Volkswagen leak exposed location data for 800,000 electric cars

For months, the location information of around 800,000 electric Volkswagen vehicles was available online due to a data leak, according to a report from the German news magazine Der Spiegel. The leak reportedly stemmed from the software running inside Volkswagen vehicles and could’ve allowed a bad actor to trace a driver’s exact movements, as noted by Electrek.

A whistleblower first notified Der Spiegel and the European hacking association Chaos Computer Club of the vulnerability, which also affects EVs from Volkswagen-owned car brands on a global scale, including Audi, Seat, and Skoda.

Der Spiegel found that Cariad, the Volkswagen subsidiary behind the automaker’s software, made it possible for an attacker to find and access driver data housed in Amazon’s cloud storage service. The data, which “could be linked to the names and contact details of the drivers,” reportedly included details about when EVs were switched on and off, along with the emails, phone numbers, and addresses of drivers in some cases.

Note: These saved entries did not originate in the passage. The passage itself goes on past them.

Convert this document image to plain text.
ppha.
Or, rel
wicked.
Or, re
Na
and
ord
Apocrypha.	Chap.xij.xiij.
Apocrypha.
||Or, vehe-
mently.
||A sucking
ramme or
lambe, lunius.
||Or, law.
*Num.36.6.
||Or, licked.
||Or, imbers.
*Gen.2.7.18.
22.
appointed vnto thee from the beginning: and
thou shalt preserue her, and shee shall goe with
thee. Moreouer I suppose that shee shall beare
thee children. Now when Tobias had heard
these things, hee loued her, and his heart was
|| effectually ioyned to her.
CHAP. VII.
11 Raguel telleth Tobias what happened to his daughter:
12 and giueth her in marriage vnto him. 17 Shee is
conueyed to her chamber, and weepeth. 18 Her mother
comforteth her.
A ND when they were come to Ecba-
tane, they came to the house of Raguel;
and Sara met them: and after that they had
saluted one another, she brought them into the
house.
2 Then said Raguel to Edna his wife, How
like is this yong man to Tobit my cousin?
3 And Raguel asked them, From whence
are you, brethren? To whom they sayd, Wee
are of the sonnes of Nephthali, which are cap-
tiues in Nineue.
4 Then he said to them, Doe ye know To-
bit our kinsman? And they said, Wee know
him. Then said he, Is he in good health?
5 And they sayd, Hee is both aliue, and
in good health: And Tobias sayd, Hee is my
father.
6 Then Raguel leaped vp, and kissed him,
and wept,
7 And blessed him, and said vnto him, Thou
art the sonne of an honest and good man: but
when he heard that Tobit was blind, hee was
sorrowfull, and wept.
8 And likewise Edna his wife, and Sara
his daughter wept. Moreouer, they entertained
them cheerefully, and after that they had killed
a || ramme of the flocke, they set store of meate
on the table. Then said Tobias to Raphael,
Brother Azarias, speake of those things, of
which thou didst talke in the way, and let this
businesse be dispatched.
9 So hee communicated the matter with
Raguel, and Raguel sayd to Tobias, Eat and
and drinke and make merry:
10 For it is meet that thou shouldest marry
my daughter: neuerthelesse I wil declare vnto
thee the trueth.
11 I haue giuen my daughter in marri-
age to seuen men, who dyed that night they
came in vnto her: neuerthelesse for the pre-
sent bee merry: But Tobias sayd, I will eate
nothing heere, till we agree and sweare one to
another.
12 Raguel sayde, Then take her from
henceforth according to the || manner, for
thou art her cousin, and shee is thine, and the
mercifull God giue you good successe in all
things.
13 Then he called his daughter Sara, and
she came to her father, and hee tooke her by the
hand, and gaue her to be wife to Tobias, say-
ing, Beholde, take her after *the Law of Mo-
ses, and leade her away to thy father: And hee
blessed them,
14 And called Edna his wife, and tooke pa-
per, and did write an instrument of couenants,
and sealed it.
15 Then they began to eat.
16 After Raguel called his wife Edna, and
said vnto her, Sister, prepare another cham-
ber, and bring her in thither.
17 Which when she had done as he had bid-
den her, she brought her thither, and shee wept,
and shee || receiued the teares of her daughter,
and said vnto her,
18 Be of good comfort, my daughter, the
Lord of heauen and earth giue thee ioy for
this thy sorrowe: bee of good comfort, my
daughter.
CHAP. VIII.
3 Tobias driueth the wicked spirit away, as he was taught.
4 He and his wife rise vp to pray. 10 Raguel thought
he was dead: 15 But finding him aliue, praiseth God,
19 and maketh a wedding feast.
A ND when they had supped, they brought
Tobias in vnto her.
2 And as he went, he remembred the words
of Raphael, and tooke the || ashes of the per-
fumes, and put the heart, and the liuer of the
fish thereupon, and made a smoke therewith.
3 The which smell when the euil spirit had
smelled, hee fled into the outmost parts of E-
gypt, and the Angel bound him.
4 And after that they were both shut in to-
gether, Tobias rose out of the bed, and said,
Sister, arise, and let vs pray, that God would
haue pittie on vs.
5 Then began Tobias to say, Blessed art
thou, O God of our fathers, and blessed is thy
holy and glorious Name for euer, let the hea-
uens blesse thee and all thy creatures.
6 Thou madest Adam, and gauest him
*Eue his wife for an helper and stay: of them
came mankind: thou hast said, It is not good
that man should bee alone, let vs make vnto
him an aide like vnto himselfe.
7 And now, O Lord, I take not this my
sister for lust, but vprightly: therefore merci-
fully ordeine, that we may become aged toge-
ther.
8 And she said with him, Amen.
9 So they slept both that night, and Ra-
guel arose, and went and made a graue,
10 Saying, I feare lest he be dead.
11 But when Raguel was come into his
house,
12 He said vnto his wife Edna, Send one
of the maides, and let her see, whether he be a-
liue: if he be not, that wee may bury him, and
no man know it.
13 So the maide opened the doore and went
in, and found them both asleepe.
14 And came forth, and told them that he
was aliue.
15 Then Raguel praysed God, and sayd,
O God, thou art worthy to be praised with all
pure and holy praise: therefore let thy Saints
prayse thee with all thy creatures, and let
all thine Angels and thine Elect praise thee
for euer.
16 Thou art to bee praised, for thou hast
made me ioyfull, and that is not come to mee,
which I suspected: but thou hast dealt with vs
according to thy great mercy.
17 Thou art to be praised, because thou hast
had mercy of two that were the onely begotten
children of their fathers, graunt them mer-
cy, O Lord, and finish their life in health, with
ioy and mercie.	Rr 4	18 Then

It included the “precise” locations of about 460,000 vehicles, as Der Spiegel says the data was “accurate to within ten centimeters” for Volkswagen and Seats vehicles, and within 10km (~6 miles) for Audi and Skoda models.

Cariad has since addressed the issue, telling Der Spiegel customers have ”no need to take any action, as no sensitive information such as passwords or payment details are affected.” The Verge reached out to Cariad and Volkswagen with requests for comment but didn’t immediately hear back.

If anything, this leak serves as yet another reminder of the immense amount of data collected by modern-day vehicles, which Mozilla has called a “privacy nightmare.”